Α Byzantine Crusade in 1187? Possible?

In 1187 Saladin captured Jerusalem and reduced the Crusader State into a small strip of land near Acre...
Eastern Roman Emperor Isaakios II sent an Embassy to Saladin asking him to return the Holy Land Churches to the Orthodoxs and Saladin accepted thus uphelding the Edict of Caliph Umar.

WI Saladin had refused? Would his refusal have provoked Isaakios to take military action against Saladin? Or he would helped Friederic II to fight Saladin in exchange with the administration of Holy Lands churches (and perhaps a few territorial gains)?.
 
I don't think there's a great deal Isaac can do, given that all hell is breaking loose in the Balkans. The most he can do is propose an alliance with Frederick Barbarossa and friends, and hope for the best.
 
Byzantine Crusade

I don't think there's a great deal Isaac can do, given that all hell is breaking loose in the Balkans. The most he can do is propose an alliance with Frederick Barbarossa and friends, and hope for the best.
I agree. And things were'nt going that well for the Byzantines in Asia Minor at that time either. I can't see Isaac going to Syria.
 
1187 Byzantium does not have enough power to strike at the Holy Land. Maybe Isaac would send some supplies to the Crusader States in Acre via Cyprus. He could even raid the Ayyubid coastline, but a full campaign is impossible. As BG said, the Balkans are terrible and if Isaac takes more troops away from Anatolia the Turks would launch an invasion.
 
1187 Byzantium does not have enough power to strike at the Holy Land. Maybe Isaac would send some supplies to the Crusader States in Acre via Cyprus. He could even raid the Ayyubid coastline, but a full campaign is impossible. As BG said, the Balkans are terrible and if Isaac takes more troops away from Anatolia the Turks would launch an invasion.

Then as i said above Isaac forms an alliance with Barbarossa and supplies him throughout his campaign hoping for some territorial gains and the administration of churches in the Holy Lands?
 
Then as i said above Isaac forms an alliance with Barbarossa and supplies him throughout his campaign hoping for some territorial gains and the administration of churches in the Holy Lands?

Possible, just, but unless Isaac is in a better position at home (for purposes of this, Bulgaria and Serbia don't count), he probably won't.

Its not as if the Byzantines can't try to send something - see my timeline (with an earlier POD, but its close enough), but they'd need a really significant contribution to be taken seriously unless the emperor can use it for all its worth, and Isaac isn't up to that.

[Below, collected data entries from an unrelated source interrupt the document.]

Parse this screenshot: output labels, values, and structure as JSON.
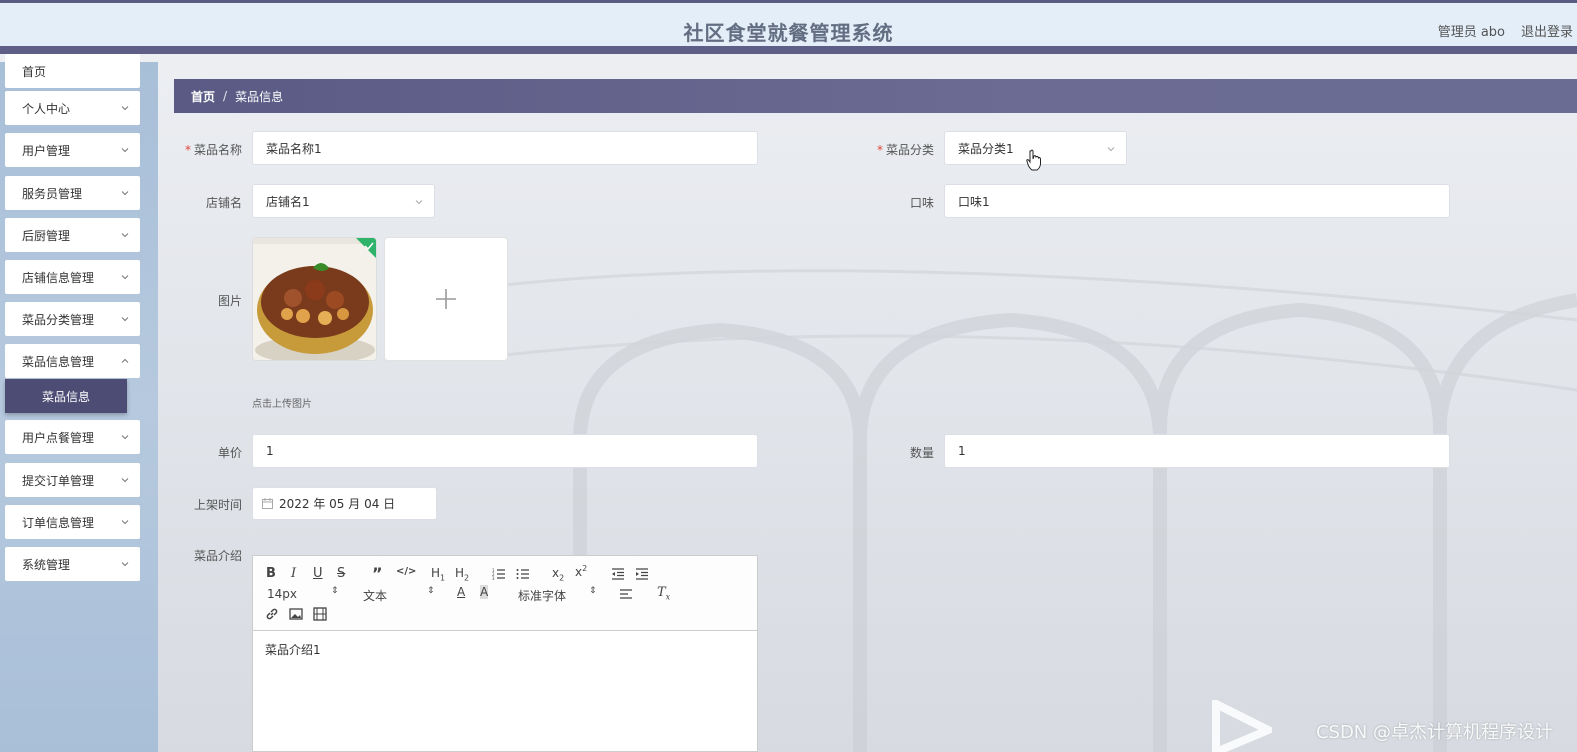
{
  "header": {
    "title": "社区食堂就餐管理系统",
    "user": "管理员 abo",
    "logout": "退出登录"
  },
  "sidebar": {
    "items": [
      {
        "label": "首页"
      },
      {
        "label": "个人中心"
      },
      {
        "label": "用户管理"
      },
      {
        "label": "服务员管理"
      },
      {
        "label": "后厨管理"
      },
      {
        "label": "店铺信息管理"
      },
      {
        "label": "菜品分类管理"
      },
      {
        "label": "菜品信息管理"
      },
      {
        "label": "用户点餐管理"
      },
      {
        "label": "提交订单管理"
      },
      {
        "label": "订单信息管理"
      },
      {
        "label": "系统管理"
      }
    ],
    "active_sub": "菜品信息"
  },
  "breadcrumb": {
    "home": "首页",
    "sep": "/",
    "current": "菜品信息"
  },
  "form": {
    "dish_name": {
      "label": "菜品名称",
      "value": "菜品名称1"
    },
    "category": {
      "label": "菜品分类",
      "value": "菜品分类1"
    },
    "shop": {
      "label": "店铺名",
      "value": "店铺名1"
    },
    "taste": {
      "label": "口味",
      "value": "口味1"
    },
    "image": {
      "label": "图片",
      "tip": "点击上传图片"
    },
    "price": {
      "label": "单价",
      "value": "1"
    },
    "quantity": {
      "label": "数量",
      "value": "1"
    },
    "time": {
      "label": "上架时间",
      "value": "2022 年 05 月 04 日"
    },
    "intro": {
      "label": "菜品介绍",
      "content": "菜品介绍1",
      "toolbar": {
        "size": "14px",
        "text": "文本",
        "font": "标准字体"
      }
    },
    "required_mark": "*"
  },
  "watermark": "CSDN @卓杰计算机程序设计",
  "colors": {
    "header_bg": "#e3eef8",
    "accent": "#5f5e86",
    "active_menu": "#4d4c74",
    "required": "#e2453c"
  }
}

Assuming things go well, which is not a given. Richard does not seem like the sort of guy to work happily with "Greeks".
 
Byzantine Crusade

I don't think that the mood in the Byzantine empire was particularly pro-Latin at this period. Remember the Latin massacre at Constantinople..
 
The Empire was never really pro-Crusader, at least in the way the West felt the Crusades should pan out. They always wished they had a little more control over them (For good reason)
 
WI Saladin had refused? Would his refusal have provoked Isaakios to take military action against Saladin? Or he would helped Friederic II to fight Saladin in exchange with the administration of Holy Lands churches (and perhaps a few territorial gains)?.

Saladin was an extremely pious man, but he was also an honorable one, to the point where he would allow the Crusaders to escape battles and the like with the cost of his own victory. I doubt he would have ever broken the Edict of Umar.
 
Saladin was an extremely pious man, but he was also an honorable one, to the point where he would allow the Crusaders to escape battles and the like with the cost of his own victory. I doubt he would have ever broken the Edict of Umar.

Couldnt Saladin be forced to refuse Isaac's proposal by hardliners Imams or Generals? After all he conquered the third holiest city in Islam...
 
Couldnt Saladin be forced to refuse Isaac's proposal by hardliners Imams or Generals? After all he conquered the third holiest city in Islam...

What hardliner Imams and Generals? He annihilated all his opposition within Egypt after Shirkuh passed on ruler-ship to him. He had a very decentralized structure, yes, but he was not going to be pushed around by nonexistent Imams and his generals were fairly complacent due to his victories- and the precedent that killing the Shi'i nobles of Egypt set.